The excessive sympathy which flows to perpetrators like Turner both owes and contributes to insufficient concern for the harm, humiliation, and trauma they cause to their victims. This plausibly owes something to a tendency to take up the perspective of the golden boys first and foremost. This is part of privilege: a default claim to the moral spotlight, or being the locus of moral attention. But if someone sympathizes first with the rapist, insofar as he loses his appetite or swimming scholarship, then he will be prone to figure as the victim in the story. And a victim narrative needs a victimizer, or at least a harbinger of disaster. And who is the ‘but-for’ cause of the rapist ending up in this situation? None other than the person who testified against him: his victim may hence be recast as the villain.

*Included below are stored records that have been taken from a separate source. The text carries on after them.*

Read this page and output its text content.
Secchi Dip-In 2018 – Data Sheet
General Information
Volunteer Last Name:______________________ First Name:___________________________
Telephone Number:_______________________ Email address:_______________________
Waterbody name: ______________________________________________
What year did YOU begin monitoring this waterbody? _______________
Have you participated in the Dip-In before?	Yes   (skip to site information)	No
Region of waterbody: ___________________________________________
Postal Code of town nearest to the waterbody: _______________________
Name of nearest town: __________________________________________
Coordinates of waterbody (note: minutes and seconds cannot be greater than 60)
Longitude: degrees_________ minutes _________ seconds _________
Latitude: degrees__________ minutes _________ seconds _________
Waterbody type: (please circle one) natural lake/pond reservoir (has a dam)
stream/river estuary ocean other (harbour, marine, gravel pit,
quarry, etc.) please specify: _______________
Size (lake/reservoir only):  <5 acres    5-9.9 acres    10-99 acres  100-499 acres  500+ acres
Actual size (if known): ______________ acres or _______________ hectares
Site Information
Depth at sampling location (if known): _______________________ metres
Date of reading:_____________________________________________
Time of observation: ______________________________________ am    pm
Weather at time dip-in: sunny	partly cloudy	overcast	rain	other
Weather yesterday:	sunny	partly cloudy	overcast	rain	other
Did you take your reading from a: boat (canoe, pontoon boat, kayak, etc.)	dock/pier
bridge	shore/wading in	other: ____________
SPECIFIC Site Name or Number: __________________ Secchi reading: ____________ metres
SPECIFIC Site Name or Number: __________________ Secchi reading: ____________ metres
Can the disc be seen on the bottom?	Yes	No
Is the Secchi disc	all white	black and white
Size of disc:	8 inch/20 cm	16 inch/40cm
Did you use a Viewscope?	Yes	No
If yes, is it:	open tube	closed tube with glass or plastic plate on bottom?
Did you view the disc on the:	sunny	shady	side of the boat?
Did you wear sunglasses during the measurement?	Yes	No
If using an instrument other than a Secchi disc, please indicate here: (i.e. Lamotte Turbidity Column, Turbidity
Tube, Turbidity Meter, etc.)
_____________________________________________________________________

This is just how it worked in the case of Brock’s friend. “I don’t think it’s fair to base the fate of the next 10-plus years of his life on the decision of the girl who doesn’t remember anything but the amount she drank, to press charges against him. I am not blaming her directly for this, because that isn’t right.” (She was, and it isn’t.) The impulse, however, doesn’t arise out of nowhere, and I don’t much feel inclined to blame the friend either. This is one of so many ways women are encouraged to practice, and signal, excessive loyalty to men of privilege.

The excessive sympathy extended towards perpetrators is hence one of the factors which gives rise to victim-blaming. Indeed, it gives rise to victim-blaming in a particularly pernicious form, in which the moral narrative is turned on its head, and the real victim and victimizer undergo a role reversal.

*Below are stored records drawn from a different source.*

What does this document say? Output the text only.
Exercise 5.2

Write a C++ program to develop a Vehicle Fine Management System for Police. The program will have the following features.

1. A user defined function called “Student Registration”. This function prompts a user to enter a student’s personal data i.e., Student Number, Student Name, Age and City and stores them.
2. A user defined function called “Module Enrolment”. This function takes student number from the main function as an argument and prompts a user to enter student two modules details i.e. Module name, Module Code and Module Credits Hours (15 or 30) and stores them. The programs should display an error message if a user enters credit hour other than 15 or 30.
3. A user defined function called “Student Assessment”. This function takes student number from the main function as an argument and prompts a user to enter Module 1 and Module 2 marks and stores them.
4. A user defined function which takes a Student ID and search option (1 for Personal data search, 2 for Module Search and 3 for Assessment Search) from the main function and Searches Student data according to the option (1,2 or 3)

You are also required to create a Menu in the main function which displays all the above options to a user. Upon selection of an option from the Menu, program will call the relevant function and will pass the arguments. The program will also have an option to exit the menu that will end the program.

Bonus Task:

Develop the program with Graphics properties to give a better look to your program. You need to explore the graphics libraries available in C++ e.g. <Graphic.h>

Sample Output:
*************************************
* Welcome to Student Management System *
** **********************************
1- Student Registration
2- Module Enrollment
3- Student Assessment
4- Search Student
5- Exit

Neither the judge nor the father blamed the victim in this case. Instead they made a move as, if not more, insidious: they erased the victim from the narrative entirely. In this case, she courageously refused to go quietly. Her powerful testimony explains, with devastating clarity, what the impact on her was. That is the main reason the case came to our attention – that and the fact that Brock Turner was caught, thanks to the two Swedish graduate students who were active bystanders.

Too often, we avert our eyes, and refuse to face both the ubiquity and character of sexual assault in the US in general, and on college campuses in particular. Even among those who are prepared to acknowledge its prevalence, there is a subtler form of wishful thinking that is also very common: the idea that the latter occurs primarily due to alcohol and sexual miseducation, to the exclusion of misogynist aggression, frat culture, serial sexual predation, and norms that enable and protect the perpetrators. Dan Turner says his son is fully committed to educating others about “the dangers of alcohol consumption and sexual promiscuity.” The judge spoke of this plan approvingly. But so-called promiscuity is not the issue; violence is. And Brock Turner is not an appropriate spokesperson against sexual violence at this juncture. He needs a moral education before attempting to provide one.

He might start by listening closely to the words of his victim, who spoke to him directly for the bulk of her impact statement. What she has to say is too important to excerpt. I urge anyone who can afford the emotional investment to read every word of it. Let me just quote her closing lines, in which she shifts from Brock to address “girls everywhere,” so as to echo them: “You are to be valued, respected, undeniably, every minute of every day, you are powerful and nobody can take that away from you... I am with you. Thank you.” Truly.